I recently had to fix a bug due to incorrect use of
Stream.Read, and it struck me that quote often I see bugs and performance issues related to poorly written code reading from streams. This is often in code using NAudio, which has a stream-inspired API, but also streams are very commonly used in all kinds of .NET applications.
So in this post, I want to quickly suggest a few guidelines for better reading from streams in C#.
public abstract int Read(byte buffer, int offset, int count);
For reference, the
Stream.Read method shown above has been part of .NET since the very beginning. It is still very commonly used although there are some additional overloads and alternatives that we'll discuss shortly that are often better choices.
Don't ignore the return value
Read method returns an integer that indicates how many bytes were actually read from the stream. A common source of bugs is ignoring this return value and assuming it is the same as the
count parameter. However, as is documented, it is possible for
Read to return fewer bytes than were requested even if the end of the stream was not reached:
"An implementation is free to return fewer bytes than requested even if the end of the stream has not been reached."
Now there is a new method called
ReadExactly which was introduced in .NET 7, which will read exactly the number of bytes you asked for and throw an exception if that is not possible. And although there are situations in which this might be useful, there are some other considerations before selecting it that we'll discuss next.
Avoid trying to read an entire stream in one call to Read
One thing I very commonly see in both NAudio and other C# code that uses streams is developers attempting to read the entire stream in a single call to
Read. This typically happens when we somehow already know how many bytes are (or should be) in the stream.
Asides from the bug mentioned earlier where you shouldn't necessarily expect
Read to return the whole stream even if you asked for it, reading an entire stream in one call to
Read often defeats the purpose of using streams in the first place, which is for efficiency purposes.

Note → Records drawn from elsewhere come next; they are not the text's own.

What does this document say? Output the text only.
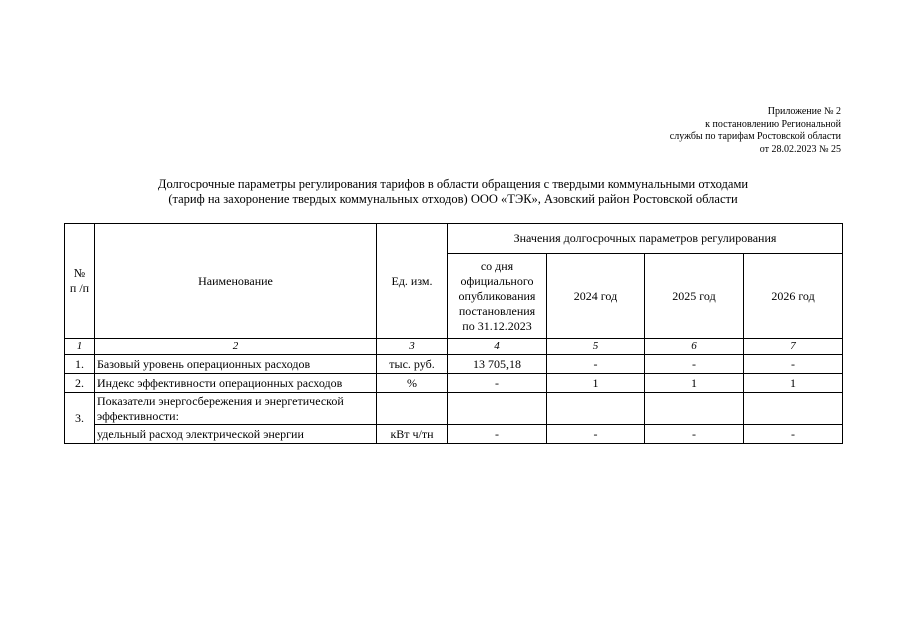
Приложение № 2
к постановлению Региональной
службы по тарифам Ростовской области
от 28.02.2023 № 25
Долгосрочные параметры регулирования тарифов в области обращения с твердыми коммунальными отходами
(тариф на захоронение твердых коммунальных отходов) ООО «ТЭК», Азовский район Ростовской области
№
п /п	Наименование	Ед. изм.	Значения долгосрочных параметров регулирования			
			со дня
официального
опубликования
постановления
по 31.12.2023	2024 год	2025 год	2026 год
1	2	3	4	5	6	7
1.	Базовый уровень операционных расходов	тыс. руб.	13 705,18	-	-	-
2.	Индекс эффективности операционных расходов	%	-	1	1	1
3.	Показатели энергосбережения и энергетической
эффективности:					
	удельный расход электрической энергии	кВт ч/тн	-	-	-	-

A stream allows us to read data in chunks, processing it bit by bit, removing the need to hold everything in memory and allowing us to stop processing early if it turns out we didn't need everything. By reading an entire stream into memory up front, you miss out on these performance advantages.
I should also mention, that in most cases its more appropriate to use the
ReadAsync overload. This is because behind the scenes with streams there is almost always some kind of network or disk IO going on behind the scenes. This makes more efficient use of threads as well as allows for cancellation.
Avoid unnecessary buffer allocation
Another common problem I often see with calls to
Stream.Read or related methods, is unnecessarily allocating a memory buffer for every call to read into. Not only is it usually possible to reuse the same buffer on each call to
Read, but there is now also support for
ReadAsync, giving you more flexibility over the memory you choose to use as a buffer (learn more about guidelines for these types here). You could even consider using
ArrayPool.Rent as an alternative to maintaining your own reusable memory buffer.
A stream-based programming model allows you to write efficient code to process large amounts of data, but only if you take care to do so. Hopefully this post has provided a few helpful pointers, and let me know in the comments if you have any additional recommendations of your own.